In fact it's the ONLY way to get the correct answer.  Experiments
don't design themselves, and they don't interpret their own results.

We don't see with outward eyes or hear with outward ears alone.  The
outward perception or behavior does not exist without the inward one.
If you practice your remembered violin in your imagination, while your
actual violin is being repaired, you, as well as the violin, may sound
much better when the repairs are finished.

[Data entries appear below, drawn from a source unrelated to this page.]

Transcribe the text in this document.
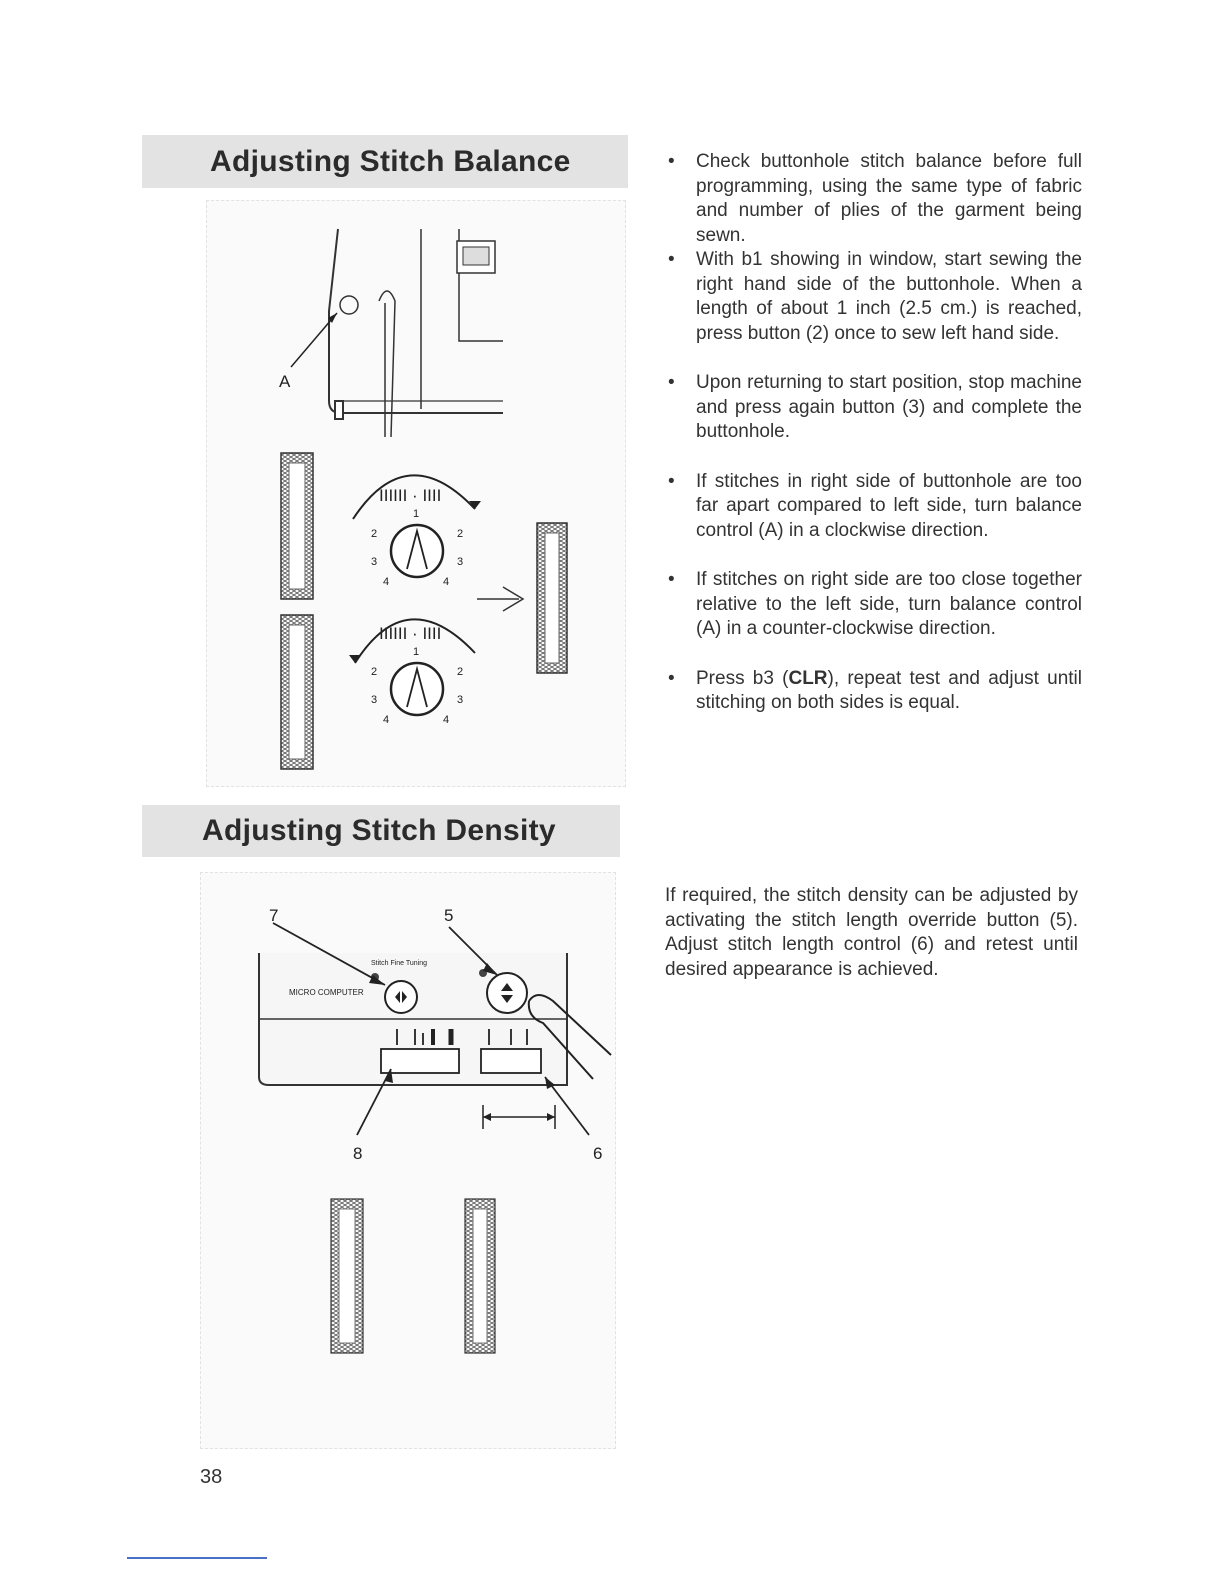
Adjusting Stitch Balance
A
IIIIII · IIII
1
2
3
4
2
3
4
IIIIII · IIII
1
2
3
4
2
3
4
• Check buttonhole stitch balance before full programming, using the same type of fabric and number of plies of the garment being sewn.
• With b1 showing in window, start sewing the right hand side of the buttonhole. When a length of about 1 inch (2.5 cm.) is reached, press button (2) once to sew left hand side.
• Upon returning to start position, stop machine and press again button (3) and complete the buttonhole.
• If stitches in right side of buttonhole are too far apart compared to left side, turn balance control (A) in a clockwise direction.
• If stitches on right side are too close together relative to the left side, turn balance control (A) in a counter-clockwise direction.
• Press b3 (CLR), repeat test and adjust until stitching on both sides is equal.
Adjusting Stitch Density
MICRO COMPUTER
Stitch Fine Tuning
7	5
8	6

If required, the stitch density can be adjusted by activating the stitch length override button (5). Adjust stitch length control (6) and retest until desired appearance is achieved.

38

I am a linguist.  I write a tongue twister on the board that they
haven't hear before: 'Unique New York Unique New York Unique New
York....'  My students watch silently, but when I ask them what errors
this tongue twister induces, they immediately name the very errors I
discovered before class, when I tried to pronounce it aloud.  You
didn't have to say it aloud, either, did you?

It is not introspection that is AI's trouble.  It is that an expert
system, for example, isn't likely to model expertise correctly until
it is designed by someone who is himself the expert, or who knows how
to discover the nature of the expert's typically unconscious wisdom.
Linguistics has struggled for over a century to develop tools for
learning how human beings acquire and use language.  It seems likely
that a comparable struggle will be required learn how the expert
diagnostician, welder, draftsman, or reference librarian does what he
or she does.

I often feel that when a good student of language takes a job building
a natural language interface for some AI project, in her work --
though it may be viewed by others in the project as marginal, if not
menial -- she is more likely to turn up something of scientific import
than are those working on the core of the project.  This is just
because she has spent years learning to learn how experts -- in this
case language users -- do what they do.  On the other hand, she is not
likely to believe that programs can realistically model much of the
human linguistic faculty, at least in the imaginable future.  For
example, computer parsers presuppose grammars.  But it is not clear
whether children, the only devices so far known to have mastered any
natural language, come equipped with any analogous utilities.